The physiology of follicle selection

Abstract

During the follicular phase of the primate menstrual cycle, a single follicle usually matures to the preovulatory stage and releases its oocyte for fertilization and the potential establishment of pregnancy. In assisted reproductive technology procedures, it is desirable to override the natural process of follicle selection to produce many oocytes that are capable of being fertilized and undergoing normal embryo development. The goal of this chapter is to summarize the current views regarding the natural process of follicle selection in primates and to discuss how this process may be amplified to produce a greater number of oocytes.

Figure 1

Gonadotropic requirements for follicular development. The early stages of follicular development do not appear to require cyclic fluctuations in the secretion of FSH and LH. The role of FSH is to stimulate the formation of a large preovulatory follicle which, because of its FSH-dependent maturation, is capable of ovulation and forming a corpus luteum in response to the midcycle surge of LH.

Figure 2

Schematic diagram of the "FSH threshold" model for the selection of the preovulatory follicle in primates. During the luteal phase of the menstrual cycle circulating FSH concentrations are held below the FSH threshold by secretions of the corpus luteum. As a result, growing follicles do not advance beyond the preantral stage and undergo atresia. Upon the regression of the corpus luteum at the end of the nonfertile menstrual cycle, the negative feedback suppression of FSH secretion is released and FSH concentrations rise above threshold levels. One (or occasionally more) of the maturing preantral follicles is stimulated in response to the elevation of FSH and develops both the aromatase enzyme and LH receptors. The acquisition of aromatase results in a rise in systemic levels of estradiol which result in the suppression of FSH secretion, which, in turn, prevents the maturation of less mature follicles. The FSH-stimulated induction of LH receptors and the acquisition of LH responsiveness of granulosa cells of the stimulated follicle permit it to mature in the presence of FSH concentrations which are insufficient to stimulate the maturation of other less mature follicles.

Figure 3

Physiological basis of ovarian hyperstimulation.
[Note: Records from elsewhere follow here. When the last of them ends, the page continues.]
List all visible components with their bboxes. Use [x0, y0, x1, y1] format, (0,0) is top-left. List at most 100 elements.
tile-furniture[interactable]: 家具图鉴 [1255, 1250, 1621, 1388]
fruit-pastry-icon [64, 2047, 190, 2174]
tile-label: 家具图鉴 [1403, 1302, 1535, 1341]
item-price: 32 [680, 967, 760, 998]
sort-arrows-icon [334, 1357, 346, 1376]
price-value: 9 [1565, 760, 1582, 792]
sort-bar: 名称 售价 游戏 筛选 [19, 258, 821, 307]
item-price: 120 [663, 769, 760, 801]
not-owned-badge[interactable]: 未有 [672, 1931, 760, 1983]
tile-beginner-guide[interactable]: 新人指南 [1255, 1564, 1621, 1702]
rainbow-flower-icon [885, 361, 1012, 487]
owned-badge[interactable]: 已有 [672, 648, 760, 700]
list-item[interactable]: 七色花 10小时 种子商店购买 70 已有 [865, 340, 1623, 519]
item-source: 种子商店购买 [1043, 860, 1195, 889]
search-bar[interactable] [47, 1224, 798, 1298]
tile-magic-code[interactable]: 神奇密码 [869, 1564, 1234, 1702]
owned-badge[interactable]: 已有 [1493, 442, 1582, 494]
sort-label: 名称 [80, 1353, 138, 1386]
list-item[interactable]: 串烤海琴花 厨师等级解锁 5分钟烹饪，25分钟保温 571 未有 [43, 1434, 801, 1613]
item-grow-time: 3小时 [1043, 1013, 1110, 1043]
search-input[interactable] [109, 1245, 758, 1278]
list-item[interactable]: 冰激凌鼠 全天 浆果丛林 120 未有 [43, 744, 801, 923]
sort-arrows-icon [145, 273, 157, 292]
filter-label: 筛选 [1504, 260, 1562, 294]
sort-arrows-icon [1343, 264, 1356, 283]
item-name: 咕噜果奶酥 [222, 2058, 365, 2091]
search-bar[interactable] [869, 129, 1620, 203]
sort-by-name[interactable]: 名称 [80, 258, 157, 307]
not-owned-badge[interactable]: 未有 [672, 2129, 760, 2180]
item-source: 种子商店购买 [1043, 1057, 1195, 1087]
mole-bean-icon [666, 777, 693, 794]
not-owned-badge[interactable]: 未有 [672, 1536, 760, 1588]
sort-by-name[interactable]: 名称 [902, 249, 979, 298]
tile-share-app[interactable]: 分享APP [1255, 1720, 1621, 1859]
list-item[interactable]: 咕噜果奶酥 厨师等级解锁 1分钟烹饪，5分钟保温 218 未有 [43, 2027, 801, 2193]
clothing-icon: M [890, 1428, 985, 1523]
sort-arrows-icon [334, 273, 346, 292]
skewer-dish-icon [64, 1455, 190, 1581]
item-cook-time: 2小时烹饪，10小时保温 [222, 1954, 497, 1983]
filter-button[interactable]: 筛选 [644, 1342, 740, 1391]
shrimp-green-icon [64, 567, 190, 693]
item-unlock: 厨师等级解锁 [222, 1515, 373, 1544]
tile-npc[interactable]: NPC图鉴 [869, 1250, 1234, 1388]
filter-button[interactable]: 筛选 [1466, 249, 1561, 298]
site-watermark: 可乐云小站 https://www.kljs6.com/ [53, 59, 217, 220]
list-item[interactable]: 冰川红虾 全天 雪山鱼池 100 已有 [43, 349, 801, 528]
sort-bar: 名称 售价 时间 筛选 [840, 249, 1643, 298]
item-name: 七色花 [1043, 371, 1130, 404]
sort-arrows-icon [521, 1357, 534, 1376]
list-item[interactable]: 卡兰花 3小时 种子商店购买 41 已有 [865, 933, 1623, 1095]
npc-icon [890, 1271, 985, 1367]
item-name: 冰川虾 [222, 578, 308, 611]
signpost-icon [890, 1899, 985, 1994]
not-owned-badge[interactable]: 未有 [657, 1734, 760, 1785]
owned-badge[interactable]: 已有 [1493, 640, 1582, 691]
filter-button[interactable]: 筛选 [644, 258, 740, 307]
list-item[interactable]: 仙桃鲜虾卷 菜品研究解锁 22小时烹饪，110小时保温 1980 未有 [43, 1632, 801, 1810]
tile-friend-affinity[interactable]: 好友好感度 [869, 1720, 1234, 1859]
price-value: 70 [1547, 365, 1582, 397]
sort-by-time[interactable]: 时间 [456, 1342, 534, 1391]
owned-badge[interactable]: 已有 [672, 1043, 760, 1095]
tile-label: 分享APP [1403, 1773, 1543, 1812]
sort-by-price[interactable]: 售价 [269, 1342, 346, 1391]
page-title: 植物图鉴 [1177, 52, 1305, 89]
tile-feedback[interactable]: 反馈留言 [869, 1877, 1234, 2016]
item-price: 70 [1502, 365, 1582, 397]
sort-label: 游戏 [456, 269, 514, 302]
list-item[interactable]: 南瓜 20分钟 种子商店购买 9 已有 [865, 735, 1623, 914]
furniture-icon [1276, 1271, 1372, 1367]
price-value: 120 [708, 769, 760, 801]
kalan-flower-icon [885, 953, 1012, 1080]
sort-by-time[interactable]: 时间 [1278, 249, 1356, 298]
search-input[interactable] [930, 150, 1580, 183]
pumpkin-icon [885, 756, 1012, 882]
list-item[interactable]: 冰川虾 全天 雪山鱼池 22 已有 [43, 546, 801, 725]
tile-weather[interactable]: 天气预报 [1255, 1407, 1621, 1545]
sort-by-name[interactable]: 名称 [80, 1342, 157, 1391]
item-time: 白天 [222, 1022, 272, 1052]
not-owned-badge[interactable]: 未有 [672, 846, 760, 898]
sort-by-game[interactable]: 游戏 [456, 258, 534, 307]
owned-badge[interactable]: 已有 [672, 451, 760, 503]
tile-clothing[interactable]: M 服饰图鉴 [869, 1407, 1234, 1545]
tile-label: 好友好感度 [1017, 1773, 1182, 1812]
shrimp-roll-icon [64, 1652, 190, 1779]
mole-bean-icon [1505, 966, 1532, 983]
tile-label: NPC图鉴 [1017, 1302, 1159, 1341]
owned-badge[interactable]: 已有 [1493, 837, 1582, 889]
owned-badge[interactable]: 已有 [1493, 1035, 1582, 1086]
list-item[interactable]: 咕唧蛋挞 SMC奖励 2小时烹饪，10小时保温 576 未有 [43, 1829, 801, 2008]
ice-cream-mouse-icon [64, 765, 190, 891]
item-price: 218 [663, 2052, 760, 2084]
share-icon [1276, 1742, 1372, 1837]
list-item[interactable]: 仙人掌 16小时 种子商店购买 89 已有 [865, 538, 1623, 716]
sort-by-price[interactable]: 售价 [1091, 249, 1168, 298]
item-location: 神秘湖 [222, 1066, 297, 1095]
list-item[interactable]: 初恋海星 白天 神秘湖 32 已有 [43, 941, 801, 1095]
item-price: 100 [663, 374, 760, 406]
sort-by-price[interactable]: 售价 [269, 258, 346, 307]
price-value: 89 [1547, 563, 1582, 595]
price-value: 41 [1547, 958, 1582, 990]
Panel A illustrates the conventional mechanism of ovarian hyperstimulation in which concentrations of circulating FSH are elevated above threshold levels either by direct administration of exogenous FSH or by interfering with the negative feedback actions of estrogen on FSH secretion either by the administration of anti-estrogens or aromatase inhibitors. The number of preovulatory follicles increases but in an asynchronous manner owing to the asynchronous nature of preantral follicular development. Panel B illustrates a hypothetical way to provide a more synchronous population of preovulatory follicles by increasing the number of preantral follicles prior to elevating FSH concentrations and substituting FSH with LH when an appropriate number of follicles are selected.